Palavras-chave: maturação; parâmetros físico-químicos; qualidade bacteriológica; queijaria.

Abstract
The aim of this study was to describe the sanitary conditions of artisanal dairies, to determine physicochemical and bacteriological parameters, and the minimum maturation period to guarantee the safety of Minas Artisanal cheese produced in Uberlândia, Minas Gerais state. The analyzes were performed up to the 26 days of maturation, on cheese from two properties, before and after training on good practices, totaling 10 lots (productions) with 12 cheeses each. Physicochemical and bacteriological analyzes were performed on cheeses and bacteriological analyzes in environmental samples.

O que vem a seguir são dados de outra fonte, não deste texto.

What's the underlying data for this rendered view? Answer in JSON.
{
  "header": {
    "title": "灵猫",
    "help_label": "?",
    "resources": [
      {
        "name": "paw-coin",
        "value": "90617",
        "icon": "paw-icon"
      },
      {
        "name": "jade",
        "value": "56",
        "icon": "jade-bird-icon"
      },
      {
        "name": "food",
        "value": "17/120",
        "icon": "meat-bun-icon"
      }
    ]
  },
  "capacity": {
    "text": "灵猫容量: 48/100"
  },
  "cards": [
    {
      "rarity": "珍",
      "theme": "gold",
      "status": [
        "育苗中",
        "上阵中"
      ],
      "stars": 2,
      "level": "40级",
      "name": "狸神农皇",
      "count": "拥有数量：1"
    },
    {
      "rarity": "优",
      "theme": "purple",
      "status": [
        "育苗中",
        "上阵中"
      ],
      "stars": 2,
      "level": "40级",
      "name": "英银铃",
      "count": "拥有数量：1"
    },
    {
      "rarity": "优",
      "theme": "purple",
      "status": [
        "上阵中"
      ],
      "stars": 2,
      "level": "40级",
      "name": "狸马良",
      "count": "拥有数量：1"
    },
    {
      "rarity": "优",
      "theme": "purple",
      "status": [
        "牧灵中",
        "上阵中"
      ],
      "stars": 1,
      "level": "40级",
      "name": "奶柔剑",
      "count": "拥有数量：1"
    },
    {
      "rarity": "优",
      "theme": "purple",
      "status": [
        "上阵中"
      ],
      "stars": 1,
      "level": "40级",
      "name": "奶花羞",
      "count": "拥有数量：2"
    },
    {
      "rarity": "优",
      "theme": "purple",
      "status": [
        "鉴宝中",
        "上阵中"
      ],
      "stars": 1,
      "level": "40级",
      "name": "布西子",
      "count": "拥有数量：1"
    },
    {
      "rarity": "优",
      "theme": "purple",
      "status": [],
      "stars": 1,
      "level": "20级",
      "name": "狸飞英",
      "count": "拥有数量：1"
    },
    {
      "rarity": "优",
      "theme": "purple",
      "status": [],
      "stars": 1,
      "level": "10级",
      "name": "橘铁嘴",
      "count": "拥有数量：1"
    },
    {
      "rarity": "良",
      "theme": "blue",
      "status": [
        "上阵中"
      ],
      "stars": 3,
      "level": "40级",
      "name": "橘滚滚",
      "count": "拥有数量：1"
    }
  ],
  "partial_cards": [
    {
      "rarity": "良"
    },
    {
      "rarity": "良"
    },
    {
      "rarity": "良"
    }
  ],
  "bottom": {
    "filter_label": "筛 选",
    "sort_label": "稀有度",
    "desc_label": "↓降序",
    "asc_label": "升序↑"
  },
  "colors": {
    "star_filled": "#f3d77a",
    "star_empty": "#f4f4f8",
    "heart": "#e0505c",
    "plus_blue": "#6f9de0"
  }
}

Up to 26 days of maturation, the cheese was classified as fat and low moisture, but considering maturation up to ten days (usual commercialization period), cheese is fat with medium moisture. The maturation time influenced the physicochemical indices, except for the fat in the dry matter. Environmental bacteriological analyzes demonstrated poor hygiene and faults or absence in water treatment. Maturation and training influenced the reduction of total coliforms and E. coli, but not Staphylococcus coagulase positive, and it was not possible to determine a minimum maturation period that would guarantee compliance with the legislation. The physicochemical analysis showed expected variations, such as the reduction of the percentage of moisture and the bacteriological analyzes reflected the training applied to the manipulators, since there was a reduction in the counts of total coliforms and E. coli; however, to guarantee the innocuity of the product, set of actions should be applied, including reinforcement and repetition of training, recording of activities, traceability, associated with regular monitoring and inspection.
Keywords: bacteriological quality; cheesemaking; maturation; physicochemical parameters.


Recebido em: 01 de julho de 2015.
Aceito em: 14 de maio de 2018



Introdução



Os queijos artesanais são alimentos muito manipulados e, por esse motivo, passíveis de contaminação, especialmente de origem bacteriológica. Essa condição é agravada pelo uso do leite cru, principalmente quando não há emprego de boas práticas ou não são maturados por período suficiente. A pesquisa bacteriológica permite, muitas vezes, entender as condições sob as quais um produto foi produzido, sendo fundamental na produção de alimentos seguros e na garantia da saúde do consumidor(1).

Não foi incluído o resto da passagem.